Des vaccins Covid remplacés par de l’eau salée. La formule paraît presque absurde, comme une rumeur qu’on vérifierait deux fois avant d’oser la répéter. Pourtant l’affaire a bien existé en Allemagne. Au printemps 2021, dans le centre de vaccination de Schortens-Roffhausen, en Frise orientale, une infirmière de la Croix-Rouge allemande a été soupçonnée d’avoir remplacé des doses du vaccin BioNTech-Pfizer par une solution saline. Les autorités ont ensuite appelé environ 8 600 personnes, souvent âgées de plus de 70 ans, à recevoir une nouvelle injection.
Ce dossier sur les vaccins Covid à l’eau salée dérange pour deux raisons. D’abord parce qu’il touche au consentement médical des patients qui pensaient recevoir un vaccin, pas un placebo. Ensuite parce qu’aucune vague de décès ou de complications graves n’a été officiellement attribuée à cette fraude dans les sources publiques disponibles. Cette absence ne prouve pas que les vaccins étaient inutiles. Mais elle pose une vraie question sur la transparence sanitaire, la confiance vaccinale et notre rapport à l’obéissance.

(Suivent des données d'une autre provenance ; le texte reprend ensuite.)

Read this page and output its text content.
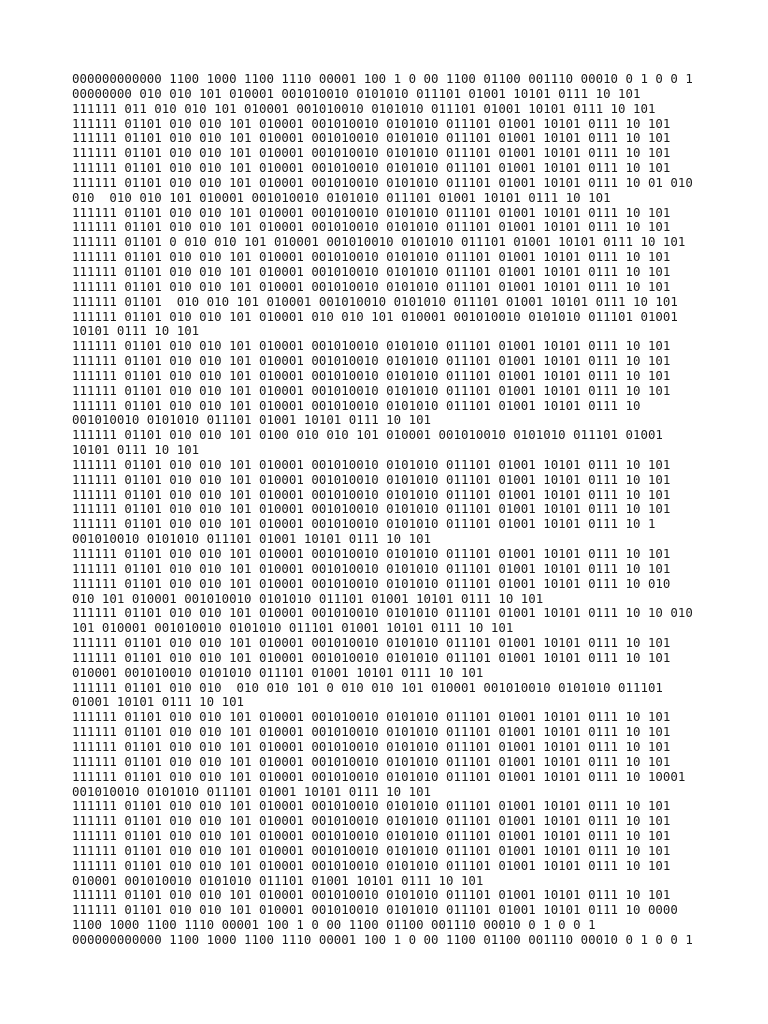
000000000000 1100 1000 1100 1110 00001 100 1 0 00 1100 01100 001110 00010 0 1 0 0 1
00000000 010 010 101 010001 001010010 0101010 011101 01001 10101 0111 10 101
111111 011 010 010 101 010001 001010010 0101010 011101 01001 10101 0111 10 101
111111 01101 010 010 101 010001 001010010 0101010 011101 01001 10101 0111 10 101
111111 01101 010 010 101 010001 001010010 0101010 011101 01001 10101 0111 10 101
111111 01101 010 010 101 010001 001010010 0101010 011101 01001 10101 0111 10 101
111111 01101 010 010 101 010001 001010010 0101010 011101 01001 10101 0111 10 101
111111 01101 010 010 101 010001 001010010 0101010 011101 01001 10101 0111 10 01 010
010  010 010 101 010001 001010010 0101010 011101 01001 10101 0111 10 101
111111 01101 010 010 101 010001 001010010 0101010 011101 01001 10101 0111 10 101
111111 01101 010 010 101 010001 001010010 0101010 011101 01001 10101 0111 10 101
111111 01101 0 010 010 101 010001 001010010 0101010 011101 01001 10101 0111 10 101
111111 01101 010 010 101 010001 001010010 0101010 011101 01001 10101 0111 10 101
111111 01101 010 010 101 010001 001010010 0101010 011101 01001 10101 0111 10 101
111111 01101 010 010 101 010001 001010010 0101010 011101 01001 10101 0111 10 101
111111 01101  010 010 101 010001 001010010 0101010 011101 01001 10101 0111 10 101
111111 01101 010 010 101 010001 010 010 101 010001 001010010 0101010 011101 01001
10101 0111 10 101
111111 01101 010 010 101 010001 001010010 0101010 011101 01001 10101 0111 10 101
111111 01101 010 010 101 010001 001010010 0101010 011101 01001 10101 0111 10 101
111111 01101 010 010 101 010001 001010010 0101010 011101 01001 10101 0111 10 101
111111 01101 010 010 101 010001 001010010 0101010 011101 01001 10101 0111 10 101
111111 01101 010 010 101 010001 001010010 0101010 011101 01001 10101 0111 10
001010010 0101010 011101 01001 10101 0111 10 101
111111 01101 010 010 101 0100 010 010 101 010001 001010010 0101010 011101 01001
10101 0111 10 101
111111 01101 010 010 101 010001 001010010 0101010 011101 01001 10101 0111 10 101
111111 01101 010 010 101 010001 001010010 0101010 011101 01001 10101 0111 10 101
111111 01101 010 010 101 010001 001010010 0101010 011101 01001 10101 0111 10 101
111111 01101 010 010 101 010001 001010010 0101010 011101 01001 10101 0111 10 101
111111 01101 010 010 101 010001 001010010 0101010 011101 01001 10101 0111 10 1
001010010 0101010 011101 01001 10101 0111 10 101
111111 01101 010 010 101 010001 001010010 0101010 011101 01001 10101 0111 10 101
111111 01101 010 010 101 010001 001010010 0101010 011101 01001 10101 0111 10 101
111111 01101 010 010 101 010001 001010010 0101010 011101 01001 10101 0111 10 010
010 101 010001 001010010 0101010 011101 01001 10101 0111 10 101
111111 01101 010 010 101 010001 001010010 0101010 011101 01001 10101 0111 10 10 010
101 010001 001010010 0101010 011101 01001 10101 0111 10 101
111111 01101 010 010 101 010001 001010010 0101010 011101 01001 10101 0111 10 101
111111 01101 010 010 101 010001 001010010 0101010 011101 01001 10101 0111 10 101
010001 001010010 0101010 011101 01001 10101 0111 10 101
111111 01101 010 010  010 010 101 0 010 010 101 010001 001010010 0101010 011101
01001 10101 0111 10 101
111111 01101 010 010 101 010001 001010010 0101010 011101 01001 10101 0111 10 101
111111 01101 010 010 101 010001 001010010 0101010 011101 01001 10101 0111 10 101
111111 01101 010 010 101 010001 001010010 0101010 011101 01001 10101 0111 10 101
111111 01101 010 010 101 010001 001010010 0101010 011101 01001 10101 0111 10 101
111111 01101 010 010 101 010001 001010010 0101010 011101 01001 10101 0111 10 10001
001010010 0101010 011101 01001 10101 0111 10 101
111111 01101 010 010 101 010001 001010010 0101010 011101 01001 10101 0111 10 101
111111 01101 010 010 101 010001 001010010 0101010 011101 01001 10101 0111 10 101
111111 01101 010 010 101 010001 001010010 0101010 011101 01001 10101 0111 10 101
111111 01101 010 010 101 010001 001010010 0101010 011101 01001 10101 0111 10 101
111111 01101 010 010 101 010001 001010010 0101010 011101 01001 10101 0111 10 101
010001 001010010 0101010 011101 01001 10101 0111 10 101
111111 01101 010 010 101 010001 001010010 0101010 011101 01001 10101 0111 10 101
111111 01101 010 010 101 010001 001010010 0101010 011101 01001 10101 0111 10 0000
1100 1000 1100 1110 00001 100 1 0 00 1100 01100 001110 00010 0 1 0 0 1
000000000000 1100 1000 1100 1110 00001 100 1 0 00 1100 01100 001110 00010 0 1 0 0 1
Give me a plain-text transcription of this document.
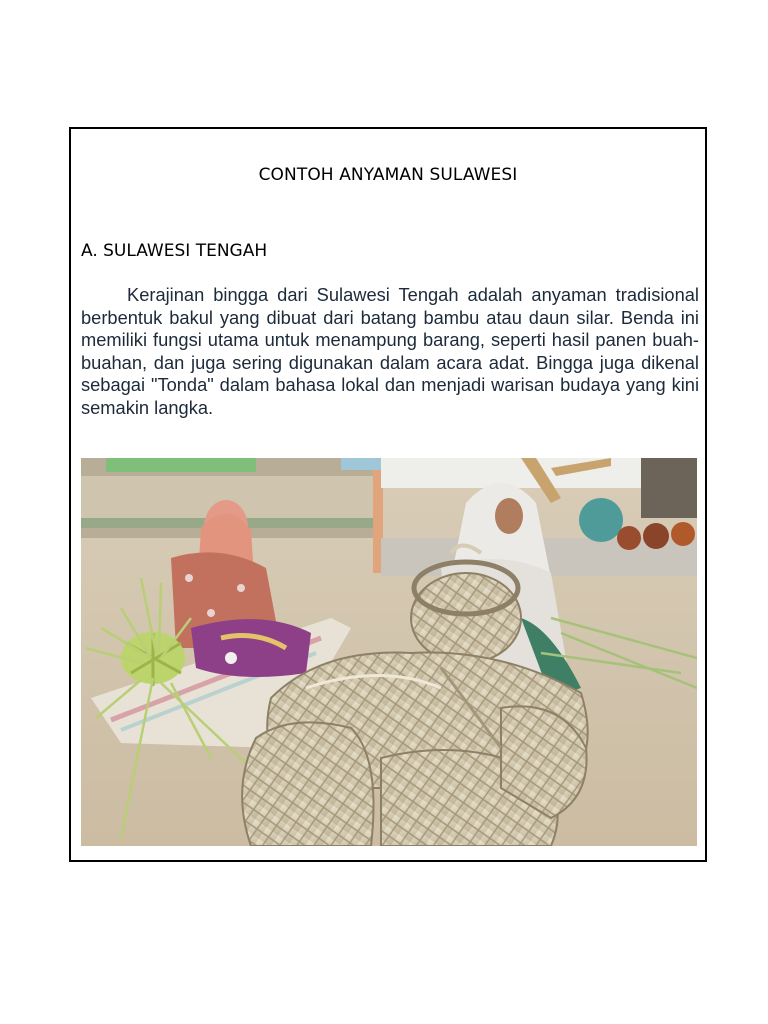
CONTOH ANYAMAN SULAWESI
A. SULAWESI TENGAH

Kerajinan bingga dari Sulawesi Tengah adalah anyaman tradisional berbentuk bakul yang dibuat dari batang bambu atau daun silar. Benda ini memiliki fungsi utama untuk menampung barang, seperti hasil panen buah-buahan, dan juga sering digunakan dalam acara adat. Bingga juga dikenal sebagai "Tonda" dalam bahasa lokal dan menjadi warisan budaya yang kini semakin langka.
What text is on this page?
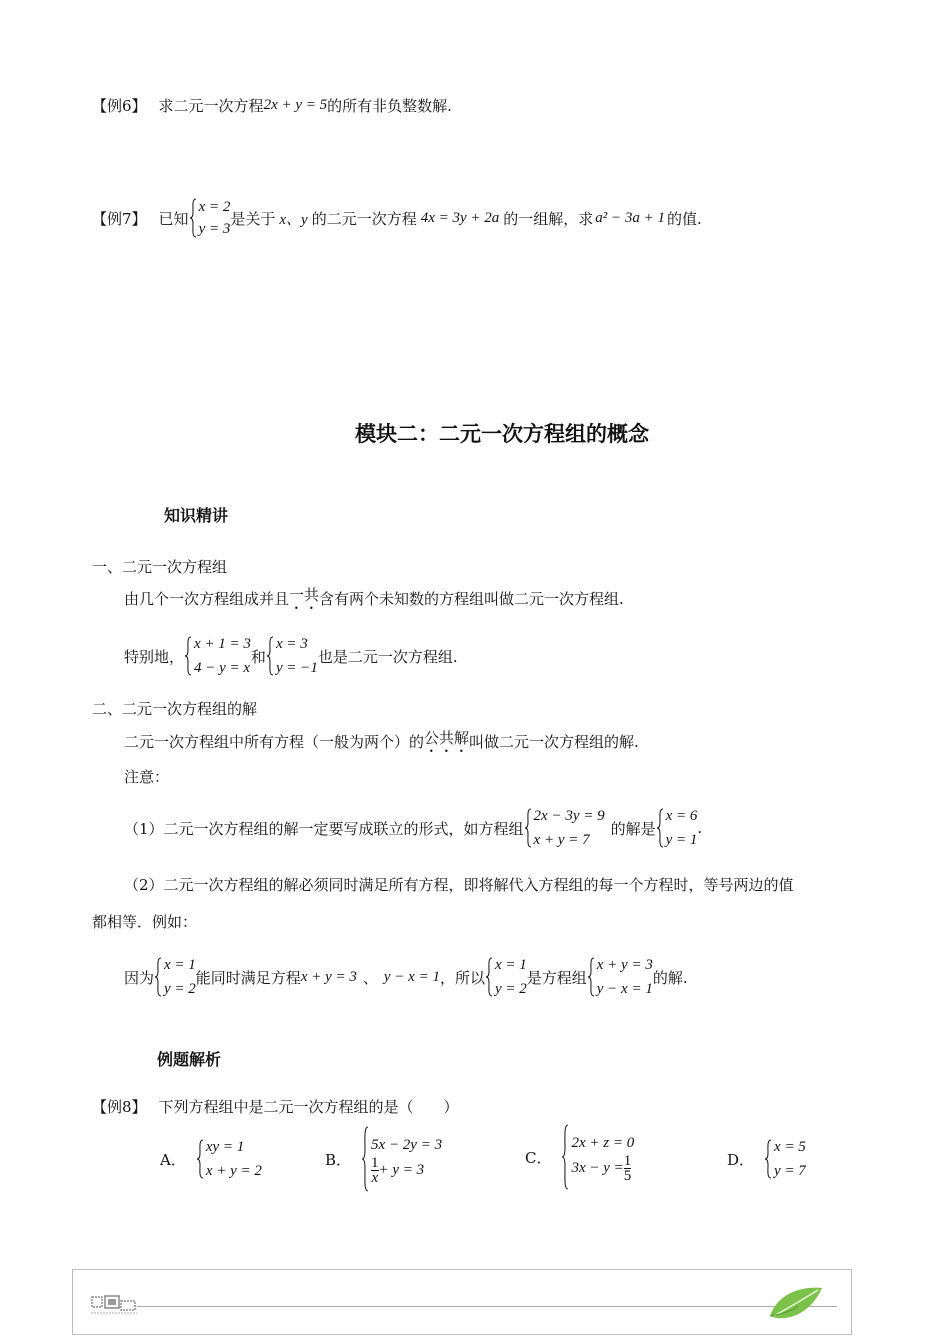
【例6】 求二元一次方程 2x + y = 5 的所有非负整数解.
【例7】 已知
x = 2
y = 3
是关于 x、y 的二元一次方程 4x = 3y + 2a 的一组解，求 a² − 3a + 1 的值.
模块二：二元一次方程组的概念
知识精讲
一、二元一次方程组
由几个一次方程组成并且 一共 含有两个未知数的方程组叫做二元一次方程组.
特别地，
x + 1 = 3
4 − y = x
和
x = 3
y = −1
也是二元一次方程组.
二、二元一次方程组的解
二元一次方程组中所有方程（一般为两个）的 公共解 叫做二元一次方程组的解.
注意：
（1）二元一次方程组的解一定要写成联立的形式，如方程组
2x − 3y = 9
x + y = 7
的解是
x = 6
y = 1
.
（2）二元一次方程组的解必须同时满足所有方程，即将解代入方程组的每一个方程时，等号两边的值
都相等．例如：
因为
x = 1
y = 2
能同时满足方程 x + y = 3 、 y − x = 1 ，所以
x = 1
y = 2
是方程组
x + y = 3
y − x = 1
的解.
例题解析
【例8】 下列方程组中是二元一次方程组的是（　　）
A．
xy = 1
x + y = 2
B．
5x − 2y = 3
$\frac{1}{x} + y = 3$
C．
2x + z = 0
$3x - y = \frac{1}{5}$	D．
x = 5
y = 7
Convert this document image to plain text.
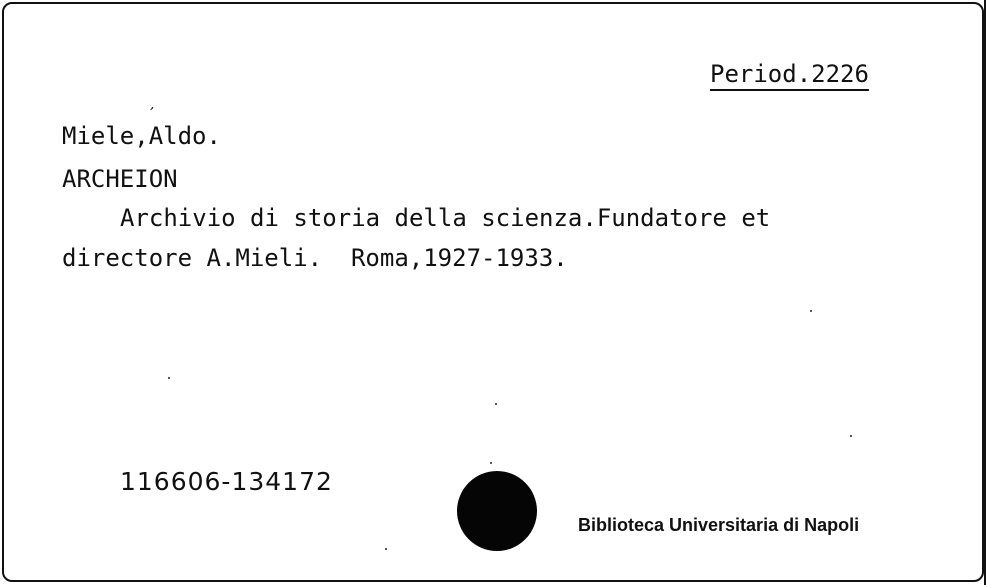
Period.2226
ʼ
Miele,Aldo.
ARCHEION
Archivio di storia della scienza.Fundatore et
directore A.Mieli.  Roma,1927-1933.
116606-134172
Biblioteca Universitaria di Napoli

Avançons donc prudemment. Pas en criant au complot. Pas non plus en faisant semblant que cette affaire ne dit rien. Elle dit quelque chose. Peut-être pas ce que chacun aimerait y voir. Mais elle force à regarder un angle mort : quels faits concrets les citoyens peuvent-ils exiger quand une politique sanitaire engage leur corps, leur liberté et leur responsabilité ?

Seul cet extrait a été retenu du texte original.